Countdown to 2011: Our Top Predictions for 2011
Seattlest will be counting down to 2011 with a series of posts on our highlights of this year and what we're looking forward to in the next. Got a list to suggest? Send it our way. See the entire series here.
Are you tired of year-end countdowns yet? As the minutes tick down to the formal conclusion of 2010, we bring you a few predictions for what's going down in 2011:
1. Gov. Gregoire will finally challenge Mayor McGinn to a fistfight. McGinn will decline.
2. Tim Eyman will become some kind of viral Internet laughingstock. Like state Sen. Pam Roach's "roses" audio, only you know, in the era of YouTube where it will be everywhere and people in Mozambique will even be laughing.
(or, alternately...)
3. After nearly 15 years of dodging and having accusations of fraudulence sliding off of him like Teflon, Tim Eyman is finally brought low when it is discovered that he has an active furry lifestyle, which he conducts as the Lorax, of all things.

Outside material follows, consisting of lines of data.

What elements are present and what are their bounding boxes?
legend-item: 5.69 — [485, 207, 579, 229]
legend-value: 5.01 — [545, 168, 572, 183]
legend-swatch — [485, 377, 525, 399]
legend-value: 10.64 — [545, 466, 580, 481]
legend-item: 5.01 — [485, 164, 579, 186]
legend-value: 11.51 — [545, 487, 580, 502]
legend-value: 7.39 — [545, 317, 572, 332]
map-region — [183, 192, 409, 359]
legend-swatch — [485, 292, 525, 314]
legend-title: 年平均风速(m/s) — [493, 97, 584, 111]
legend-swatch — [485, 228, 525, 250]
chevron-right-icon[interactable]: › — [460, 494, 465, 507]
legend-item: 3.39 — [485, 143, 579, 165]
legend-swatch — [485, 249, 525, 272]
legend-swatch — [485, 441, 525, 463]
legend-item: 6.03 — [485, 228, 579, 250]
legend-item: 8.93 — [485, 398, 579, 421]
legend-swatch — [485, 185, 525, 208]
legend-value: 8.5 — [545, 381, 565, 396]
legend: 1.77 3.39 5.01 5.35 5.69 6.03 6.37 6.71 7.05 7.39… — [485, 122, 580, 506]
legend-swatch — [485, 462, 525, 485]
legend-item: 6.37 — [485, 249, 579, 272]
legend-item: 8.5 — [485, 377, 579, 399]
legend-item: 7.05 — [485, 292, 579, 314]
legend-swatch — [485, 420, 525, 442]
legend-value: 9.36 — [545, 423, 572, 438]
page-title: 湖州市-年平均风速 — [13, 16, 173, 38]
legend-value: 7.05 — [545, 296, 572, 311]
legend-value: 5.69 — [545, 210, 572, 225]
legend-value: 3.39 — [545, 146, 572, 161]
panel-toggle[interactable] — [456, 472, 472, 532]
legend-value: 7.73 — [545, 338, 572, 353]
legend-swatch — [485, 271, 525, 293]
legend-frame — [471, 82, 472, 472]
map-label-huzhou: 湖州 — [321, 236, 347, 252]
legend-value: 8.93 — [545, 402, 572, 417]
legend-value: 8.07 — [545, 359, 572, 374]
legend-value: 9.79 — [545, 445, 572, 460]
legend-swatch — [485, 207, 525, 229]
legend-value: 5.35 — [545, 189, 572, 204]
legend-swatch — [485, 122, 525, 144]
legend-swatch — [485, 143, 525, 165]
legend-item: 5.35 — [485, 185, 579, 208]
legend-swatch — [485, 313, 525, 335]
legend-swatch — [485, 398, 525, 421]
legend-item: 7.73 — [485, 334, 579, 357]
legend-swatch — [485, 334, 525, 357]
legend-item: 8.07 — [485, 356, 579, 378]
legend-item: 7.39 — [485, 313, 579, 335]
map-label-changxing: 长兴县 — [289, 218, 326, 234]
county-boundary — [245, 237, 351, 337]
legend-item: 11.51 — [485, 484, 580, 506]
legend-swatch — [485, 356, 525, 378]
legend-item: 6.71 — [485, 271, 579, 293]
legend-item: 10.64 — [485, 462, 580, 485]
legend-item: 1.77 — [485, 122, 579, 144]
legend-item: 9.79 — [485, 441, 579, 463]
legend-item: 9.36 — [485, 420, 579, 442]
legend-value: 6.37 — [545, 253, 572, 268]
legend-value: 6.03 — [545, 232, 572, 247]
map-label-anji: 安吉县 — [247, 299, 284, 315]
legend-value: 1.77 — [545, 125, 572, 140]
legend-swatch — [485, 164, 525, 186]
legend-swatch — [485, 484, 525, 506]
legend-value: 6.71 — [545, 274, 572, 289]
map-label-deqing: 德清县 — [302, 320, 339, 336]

4. Seattle will lead the way in national economic recovery, one Kindle and Kinect at a time.
5. At least one Seattle band is going to blow-the-F-up this year, sweeping the nation by storm and laying the licks down fierce. The Moondoggies will probably be one of these bands.
6. Seattle will finally become the kind of city where finding a cab after midnight on a weeknight is not an impossible task.
7. The Washington State Liquor Control Board will have a staff party where someone spikes the punch, resulting in everyone getting drunk and laid. This will lead them to finally realize that booze is not the devil's elixir and they will allow extended drinking hours, permit the selling of booze in regular stores, bring back the real Four Loko and remove the alcohol impact zones. Party Time All the Time.
8. The state will end up building that ree-diculous deep bore tunnel despite the many reasonable alternatives, all evidence that it is a horrible idea and the flat out opposition of the voting populace.